Pembicaraan kami berhenti di situ, karena acara sudah dimulai. Kepala Sekolah mulai memberi sambutan, dan meskipun aku berusaha mendengarkan dengan saksama, pikiranku melayang. Aku bukan tipe orang yang bisa fokus lama pada pembicaraan panjang lebar. Alih-alih memperhatikan, aku malah larut dalam alam fantasi.

Setelah berjam-jam di aula yang panas dan sumpek, acara pun selesai. Beberapa teman sekelas mengajak berfoto, tapi aku memilih untuk mengabaikannya. Ada hal lebih penting yang ingin kulakukan.

Sekali lagi, aku mencoba menghubungi Clara yang berpisah denganku entah sejak kapan. Nomornya selalu sibuk, atau berada di luar jangkauan. Aku merasa semakin cemas dan tanpa pikir panjang, langsung melesat dengan sepeda merahku menuju rumah Clara.

Namun, saat aku melewati taman, mataku menangkap sosok yang tak terduga. Bukan Clara, tapi Kalisa. Aku terkejut, tapi rasa penasaran mendorongku menghampirinya.
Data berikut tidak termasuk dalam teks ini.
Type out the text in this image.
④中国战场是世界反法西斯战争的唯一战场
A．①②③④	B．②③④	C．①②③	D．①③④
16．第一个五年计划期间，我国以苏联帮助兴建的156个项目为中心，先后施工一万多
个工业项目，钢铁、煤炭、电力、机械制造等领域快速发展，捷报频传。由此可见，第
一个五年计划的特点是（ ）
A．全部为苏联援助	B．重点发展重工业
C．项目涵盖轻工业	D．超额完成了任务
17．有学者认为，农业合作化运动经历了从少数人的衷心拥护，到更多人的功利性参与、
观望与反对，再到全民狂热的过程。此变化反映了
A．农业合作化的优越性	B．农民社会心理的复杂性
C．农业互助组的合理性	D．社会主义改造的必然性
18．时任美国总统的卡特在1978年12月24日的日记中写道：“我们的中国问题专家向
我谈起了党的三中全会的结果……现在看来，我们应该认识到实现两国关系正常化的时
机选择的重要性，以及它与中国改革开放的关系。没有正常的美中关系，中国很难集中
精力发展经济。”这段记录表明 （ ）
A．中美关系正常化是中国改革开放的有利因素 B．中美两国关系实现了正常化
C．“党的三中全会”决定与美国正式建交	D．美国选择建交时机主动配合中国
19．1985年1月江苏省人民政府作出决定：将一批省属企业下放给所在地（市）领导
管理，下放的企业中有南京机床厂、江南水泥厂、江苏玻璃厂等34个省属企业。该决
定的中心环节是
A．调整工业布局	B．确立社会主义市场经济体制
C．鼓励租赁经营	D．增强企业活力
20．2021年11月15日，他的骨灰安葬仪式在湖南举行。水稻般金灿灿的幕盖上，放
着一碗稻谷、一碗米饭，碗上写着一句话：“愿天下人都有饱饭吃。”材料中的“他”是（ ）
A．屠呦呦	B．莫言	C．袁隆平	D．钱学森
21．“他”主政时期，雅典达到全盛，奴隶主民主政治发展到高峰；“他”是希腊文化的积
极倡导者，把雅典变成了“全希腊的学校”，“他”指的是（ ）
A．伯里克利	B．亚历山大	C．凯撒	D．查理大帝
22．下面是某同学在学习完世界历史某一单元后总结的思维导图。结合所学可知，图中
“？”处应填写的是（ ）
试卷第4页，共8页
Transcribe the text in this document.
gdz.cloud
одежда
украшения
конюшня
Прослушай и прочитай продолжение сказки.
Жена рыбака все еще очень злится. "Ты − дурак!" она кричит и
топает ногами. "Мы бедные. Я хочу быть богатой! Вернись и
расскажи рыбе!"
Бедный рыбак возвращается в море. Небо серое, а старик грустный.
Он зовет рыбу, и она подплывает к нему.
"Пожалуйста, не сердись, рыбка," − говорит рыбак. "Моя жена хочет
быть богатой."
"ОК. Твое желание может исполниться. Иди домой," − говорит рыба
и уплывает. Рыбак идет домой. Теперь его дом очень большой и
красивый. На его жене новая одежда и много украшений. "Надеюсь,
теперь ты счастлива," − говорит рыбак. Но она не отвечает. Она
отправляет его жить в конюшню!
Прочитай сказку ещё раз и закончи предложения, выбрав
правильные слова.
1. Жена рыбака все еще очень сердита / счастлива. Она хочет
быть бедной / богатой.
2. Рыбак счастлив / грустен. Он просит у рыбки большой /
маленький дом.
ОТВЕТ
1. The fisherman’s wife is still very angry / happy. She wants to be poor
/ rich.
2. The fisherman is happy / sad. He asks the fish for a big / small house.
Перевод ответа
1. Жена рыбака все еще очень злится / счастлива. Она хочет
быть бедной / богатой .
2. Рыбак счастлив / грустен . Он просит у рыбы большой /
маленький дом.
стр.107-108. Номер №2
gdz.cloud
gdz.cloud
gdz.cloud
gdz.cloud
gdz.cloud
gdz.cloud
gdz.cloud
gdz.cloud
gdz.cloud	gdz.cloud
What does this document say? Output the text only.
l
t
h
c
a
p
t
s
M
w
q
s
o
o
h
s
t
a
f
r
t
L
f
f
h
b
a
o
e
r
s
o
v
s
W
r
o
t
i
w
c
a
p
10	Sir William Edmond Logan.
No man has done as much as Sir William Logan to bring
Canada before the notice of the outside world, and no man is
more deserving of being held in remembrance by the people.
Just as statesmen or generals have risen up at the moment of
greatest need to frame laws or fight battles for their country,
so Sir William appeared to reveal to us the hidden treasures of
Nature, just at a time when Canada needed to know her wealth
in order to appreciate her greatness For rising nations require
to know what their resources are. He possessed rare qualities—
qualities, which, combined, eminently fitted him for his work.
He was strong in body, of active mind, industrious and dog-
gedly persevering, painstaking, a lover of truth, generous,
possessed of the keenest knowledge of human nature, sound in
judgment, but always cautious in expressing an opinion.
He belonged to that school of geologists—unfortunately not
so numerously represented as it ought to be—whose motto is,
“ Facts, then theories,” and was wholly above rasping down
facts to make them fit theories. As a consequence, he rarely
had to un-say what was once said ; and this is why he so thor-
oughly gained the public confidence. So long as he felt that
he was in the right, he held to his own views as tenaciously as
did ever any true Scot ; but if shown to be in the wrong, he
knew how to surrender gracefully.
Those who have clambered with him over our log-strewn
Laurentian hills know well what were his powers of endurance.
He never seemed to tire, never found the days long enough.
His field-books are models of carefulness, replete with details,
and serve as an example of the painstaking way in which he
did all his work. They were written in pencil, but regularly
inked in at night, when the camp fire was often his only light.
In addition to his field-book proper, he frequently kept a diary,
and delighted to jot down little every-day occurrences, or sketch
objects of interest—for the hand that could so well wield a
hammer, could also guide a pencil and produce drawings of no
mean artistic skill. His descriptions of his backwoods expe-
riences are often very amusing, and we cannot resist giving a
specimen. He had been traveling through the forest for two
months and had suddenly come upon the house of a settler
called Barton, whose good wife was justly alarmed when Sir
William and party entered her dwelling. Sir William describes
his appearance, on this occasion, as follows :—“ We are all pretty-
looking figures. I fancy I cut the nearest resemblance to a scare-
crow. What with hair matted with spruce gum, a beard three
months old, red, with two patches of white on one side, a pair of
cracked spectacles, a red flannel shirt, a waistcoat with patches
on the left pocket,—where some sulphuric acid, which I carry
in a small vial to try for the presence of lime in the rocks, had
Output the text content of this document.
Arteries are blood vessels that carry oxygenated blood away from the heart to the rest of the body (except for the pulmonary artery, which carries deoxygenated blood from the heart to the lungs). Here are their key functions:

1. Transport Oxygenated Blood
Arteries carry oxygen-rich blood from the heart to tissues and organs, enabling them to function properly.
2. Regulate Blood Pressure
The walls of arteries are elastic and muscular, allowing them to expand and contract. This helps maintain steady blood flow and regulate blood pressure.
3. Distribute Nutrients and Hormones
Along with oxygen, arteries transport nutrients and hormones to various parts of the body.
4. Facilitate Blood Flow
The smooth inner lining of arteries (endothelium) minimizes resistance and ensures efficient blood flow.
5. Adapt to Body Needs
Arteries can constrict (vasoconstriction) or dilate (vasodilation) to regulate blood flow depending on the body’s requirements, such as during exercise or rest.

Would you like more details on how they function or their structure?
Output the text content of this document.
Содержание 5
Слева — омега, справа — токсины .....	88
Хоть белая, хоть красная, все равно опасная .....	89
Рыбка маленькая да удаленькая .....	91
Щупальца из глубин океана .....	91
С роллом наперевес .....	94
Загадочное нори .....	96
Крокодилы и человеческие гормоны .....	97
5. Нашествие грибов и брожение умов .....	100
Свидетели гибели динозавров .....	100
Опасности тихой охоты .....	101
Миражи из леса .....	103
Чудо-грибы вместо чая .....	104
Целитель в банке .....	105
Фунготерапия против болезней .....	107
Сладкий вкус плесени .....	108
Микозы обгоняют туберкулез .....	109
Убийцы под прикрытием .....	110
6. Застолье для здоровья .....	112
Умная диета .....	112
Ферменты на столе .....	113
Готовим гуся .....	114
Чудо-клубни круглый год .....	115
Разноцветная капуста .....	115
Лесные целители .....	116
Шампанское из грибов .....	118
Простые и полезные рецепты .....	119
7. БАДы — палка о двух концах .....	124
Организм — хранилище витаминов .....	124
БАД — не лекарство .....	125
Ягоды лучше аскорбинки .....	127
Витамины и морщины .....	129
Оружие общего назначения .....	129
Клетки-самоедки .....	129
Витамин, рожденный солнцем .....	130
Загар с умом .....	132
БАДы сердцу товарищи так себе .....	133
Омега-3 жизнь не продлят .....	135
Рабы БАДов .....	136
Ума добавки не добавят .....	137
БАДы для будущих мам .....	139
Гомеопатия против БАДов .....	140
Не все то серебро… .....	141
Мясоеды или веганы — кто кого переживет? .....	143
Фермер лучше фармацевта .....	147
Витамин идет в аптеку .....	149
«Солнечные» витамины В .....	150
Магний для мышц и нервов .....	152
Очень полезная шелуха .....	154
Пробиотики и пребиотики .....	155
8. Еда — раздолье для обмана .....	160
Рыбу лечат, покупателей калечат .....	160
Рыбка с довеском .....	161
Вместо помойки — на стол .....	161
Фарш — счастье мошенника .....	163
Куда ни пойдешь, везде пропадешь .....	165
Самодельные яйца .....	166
Begitu aku mendekat, pandanganku semakin kabur. Di sana, aku melihat Clara. Ia sedang duduk bersama Kalisa, berbincang dengan akrab.

Aku tak tahu apa yang sedang terjadi, tapi yang jelas, rasa penasaran membuatku semakin ingin tahu. Tanpa banyak berpikir, aku mempercepat langkah menuju mereka.

“Kalisa! Clara!” Seruanku menggema di udara, menghentikan langkahku di depan kedua gadis yang tampak terkejut dengan kedatanganku yang mendadak.

Aku merasa ada sesuatu yang sangat aneh. Apa yang sedang terjadi di antara mereka? Kenapa Clara dan Kalisa bisa duduk bersama, saling bertatap muka seperti ini?

“Ri-Rio?!” Keduanya terkejut dan memandangku dengan mata terbelalak.

“Kalian berdua lagi ngapain di sini?” tanyaku, bingung sekaligus cemas.

“Kami … sedang .…” Clara terdiam sejenak, mungkin berusaha mencari-cari alasan yang tepat.